Travel prices are expected to rise sharply in 2019, with hotels going up 3.7% and flights 2.6%, driven by a growing global economy and rising oil prices, according to the fifth annual Global Travel Forecast, published by the Global Business Travel Association (GBTA) and CWT with the support of the Carlson Family Foundation.
“While most major markets appear to be trending in the right direction, downside risks remain for the global economy given the rise of protectionist policies, the risk of stoking trade wars and Brexit uncertainty,” said Michael W. McCormick, GBTA executive director and COO. “This forecast provides travel buyers with a better understanding of the global market and key price drivers demonstrating the key to building successful travel programs will be watching and reacting to an ever-changing global landscape.”
“Prices are expected to spike in many global markets even as inflation remains subdued,” said Kurt Ekert, president and CEO, Carlson Wagonlit Travel. “The report explores the causes and includes an overview of what we expect to see in key markets worldwide. It also gives specific recommendations, giving travel managers ammunition for their upcoming negotiations.
“The future of corporate travel can be summed up as accelerated personalization – with mobile technology, AI, machine learning and predictive analytics all playing their part,” added Ekert. “Success is tied to technology, with sophisticated data-crunching at the very heart of it.”
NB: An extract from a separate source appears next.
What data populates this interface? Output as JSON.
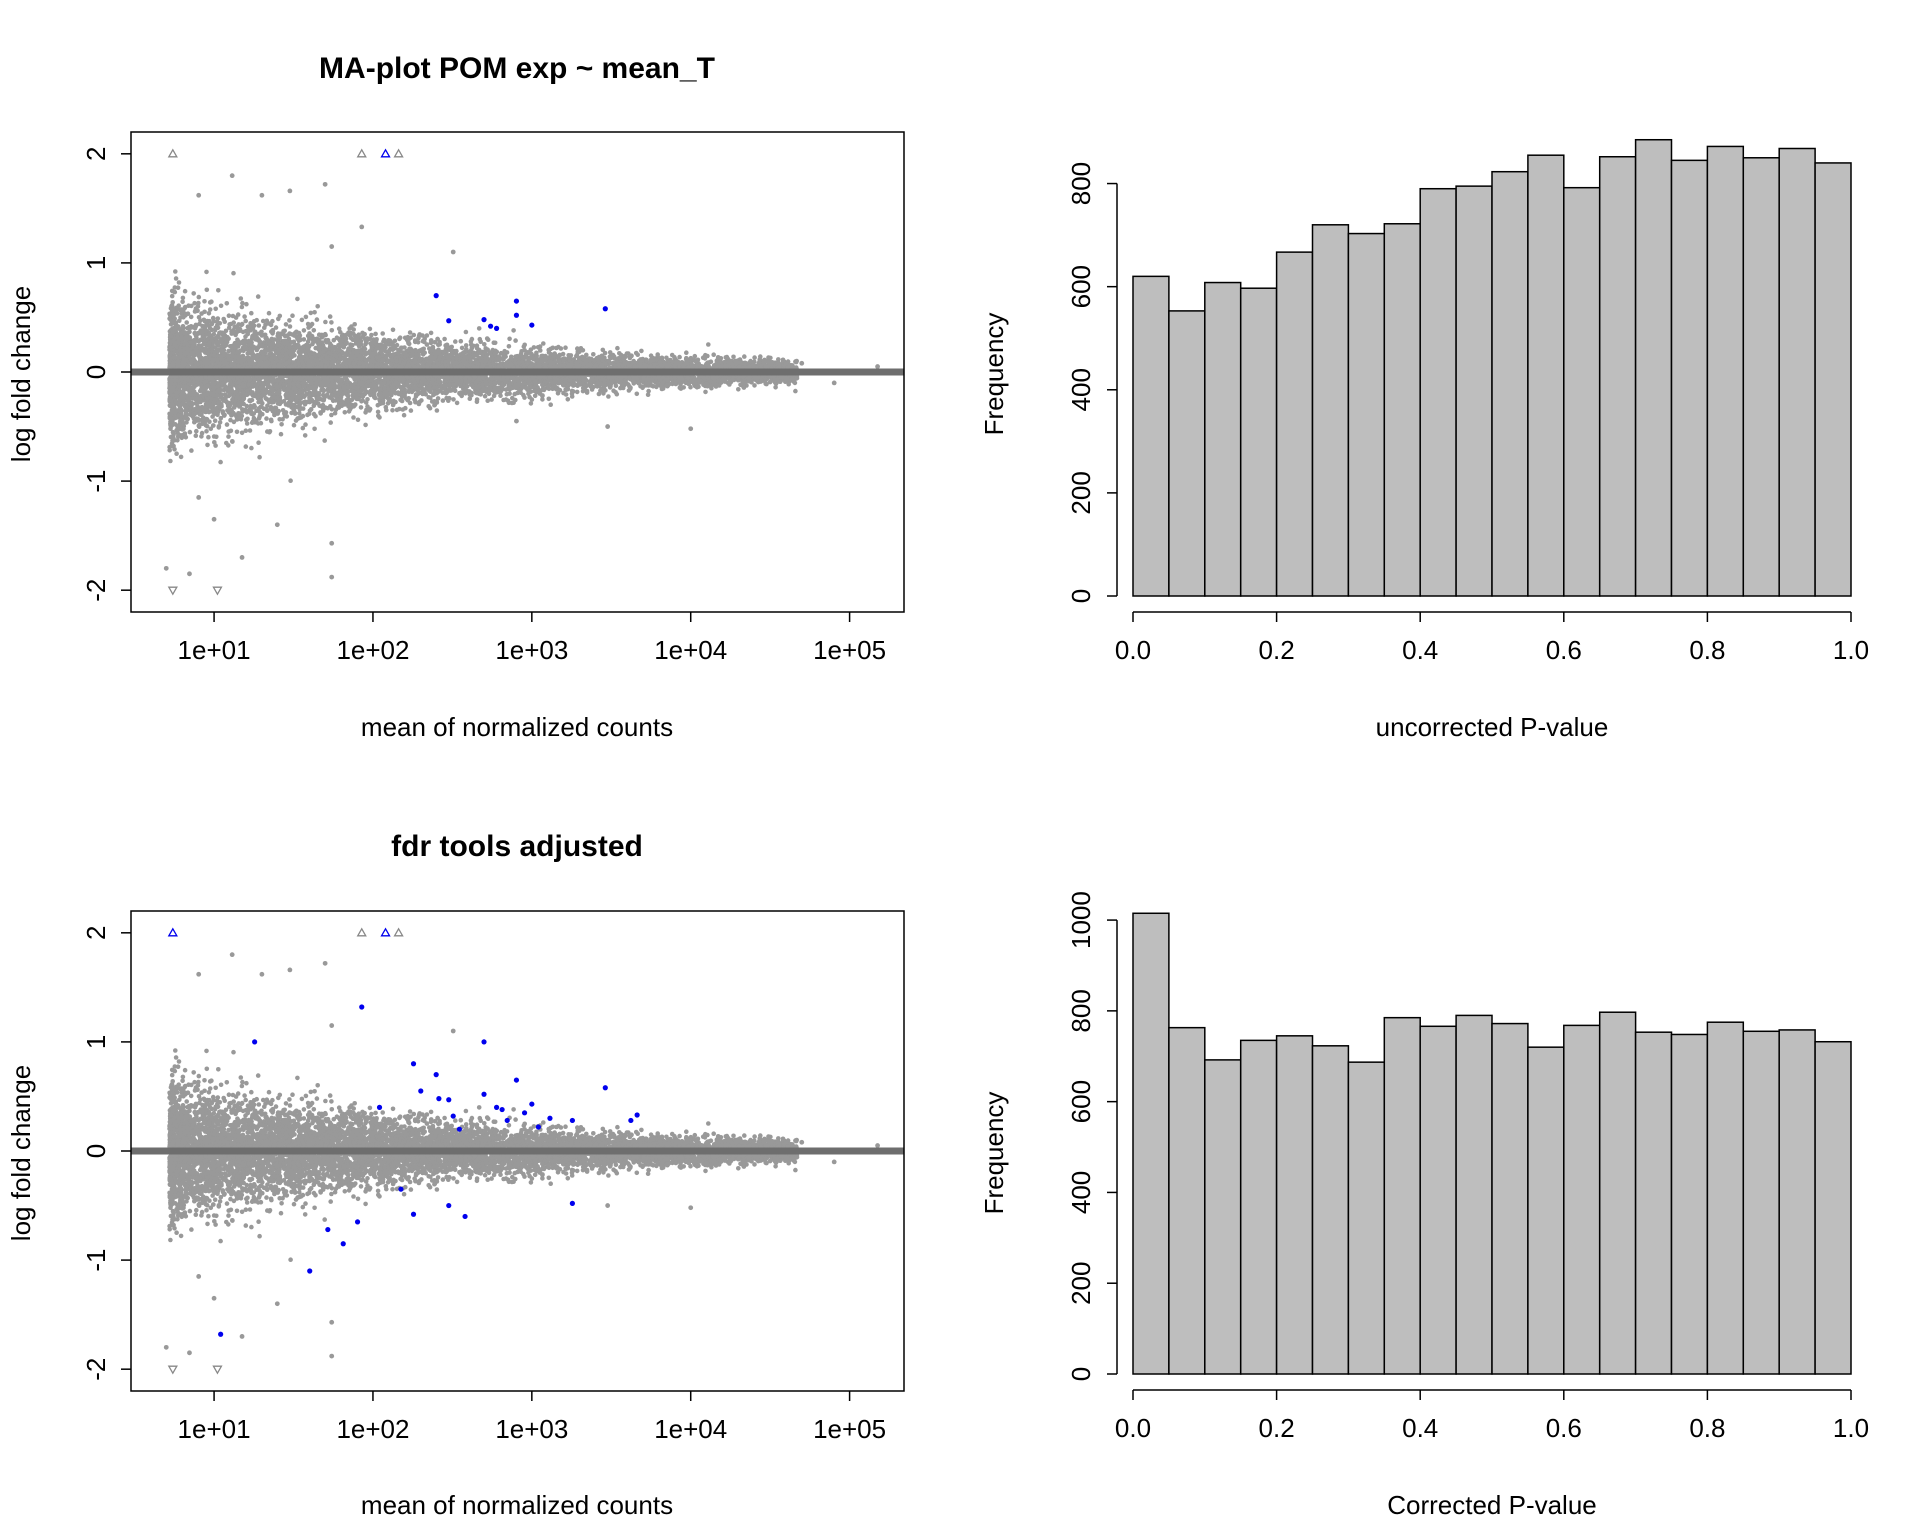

According to the forecast, the aviation sector will be shaped by the introduction of ultra-long-haul flights and an increasing competition from low-cost carriers, which are not only multiplying, but also fighting for long-haul routes.
Airfares are likely to become more expensive due to rising oil prices, the competitive pressure from the shortage of pilots, potential trade wars and increasing fare segmentation to improve yield.
It’s predicted North America will see prices rise by a modest 1.8%, according to projections.
The hotel outlook for 2019 is driven by the overall increase in air travel, which will fuel demand for rooms. Technology will also play an important part. Hotels are introducing new developments to personalize the guest experience. The increase of mobile penetration, on the other hand, is forcing travel managers to offer their travellers apps, which also serve to accommodate greater in-policy booking autonomy.
Further mergers – and upscale hotels competing with mid-scale ones due in part to a growing appetite for boutique accommodation among younger travellers – will also be on the agenda.